I didn't intend to give Presonus a plug here, but it just worked out that way. For writing music I don't recall anything that handles that task better Presonus Studio One 3. I used the Professional version for my testing, which has as street price of about $400.00 USD. The biggest drawbacks to not having the Pro version is in the Artist version cannot load third party VST2, VST3 or AU plugins and it operates in 32 bit as opposed to 64 bit. However, the cost is low in the Artist version, street price $100.00 USD. In the Pro version you get a cool pitch correcting plugin by Melodyne (essentials) which is really good to have, plus a lot more loops, content samples, you can add you third party plugins and several other features.

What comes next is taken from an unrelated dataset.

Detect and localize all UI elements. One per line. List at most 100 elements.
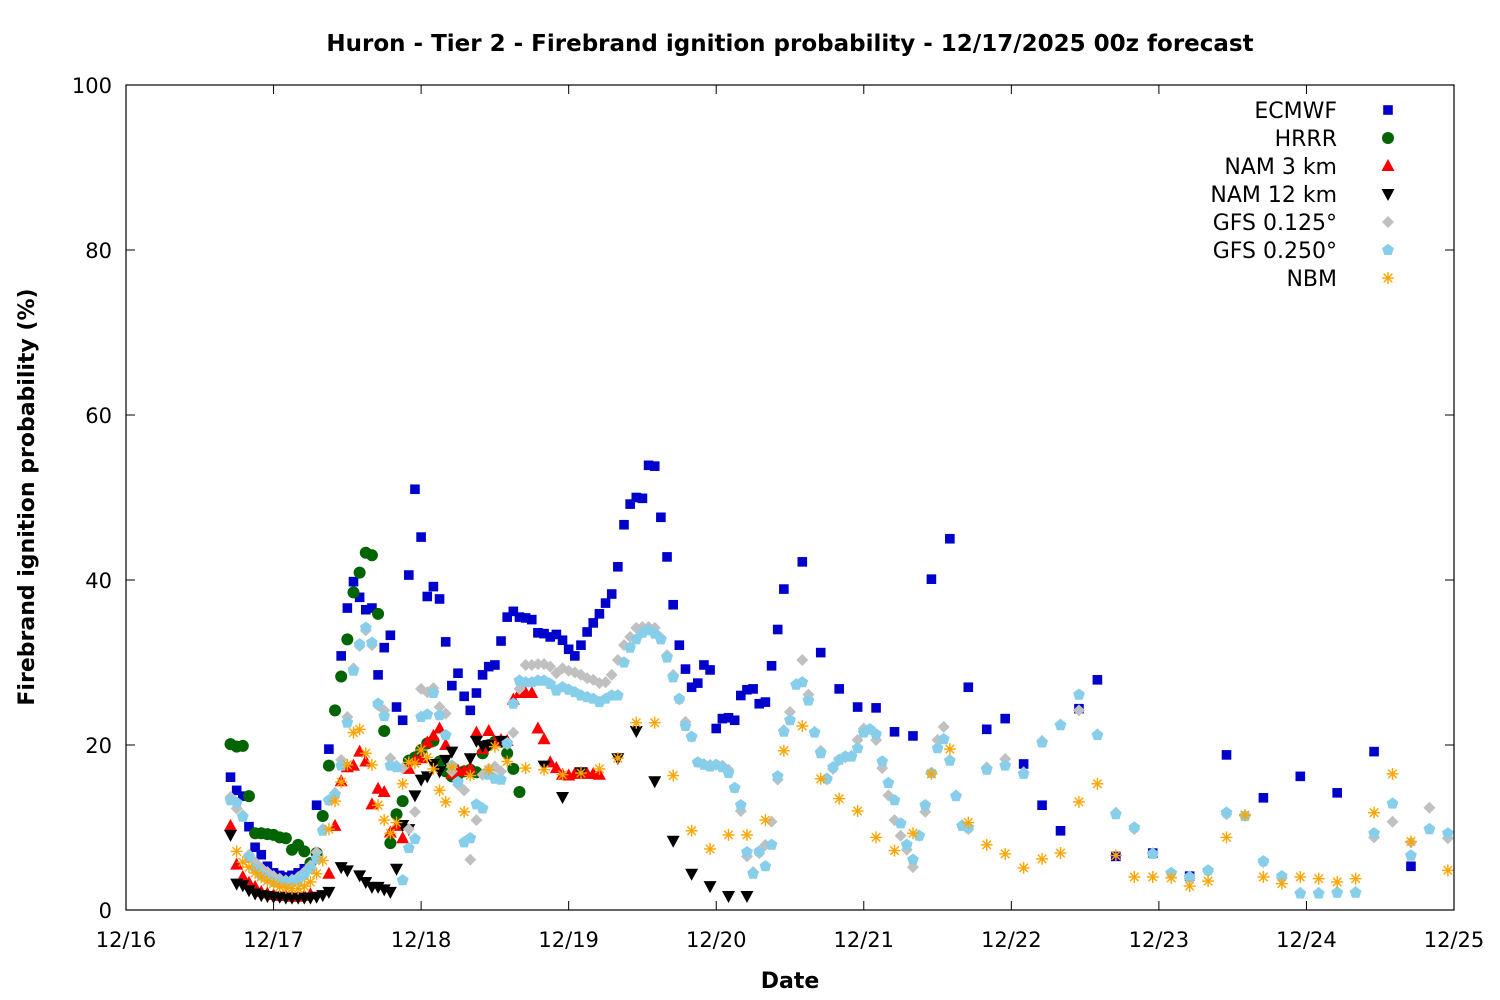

You can update the Artist version to the Professional version for around $300.00 USD. But for mixing and editing I am still a Pro Tools kind of guy for now, but this could be changing. After doing three complete mixes on Presonus Studio One 3 Professional my ears are saying that the overall sound is a bit better on the Presonus then the Pro Tools. I was always taught that in theory a 64 bit compared to a 64 bit DAW should sound identical. But my ears are saying that the Presonus is actually more pristine. The bottom line is always the sound comes first. So is there a coming war between Studio One 3 by Presonus and Pro Tools 12 by Avid. Looks like the audio world just got a bit more interesting.
Drew Puzia is a multi-award winning Mix Engineer at SoundBurst Studios in Las Vegas. Drew is certified in Audio Engineering from the world renowned Berklee College of Music. His experience spans over three decades in the music industry and he has recorded and mixed countless musicians in many genres of music.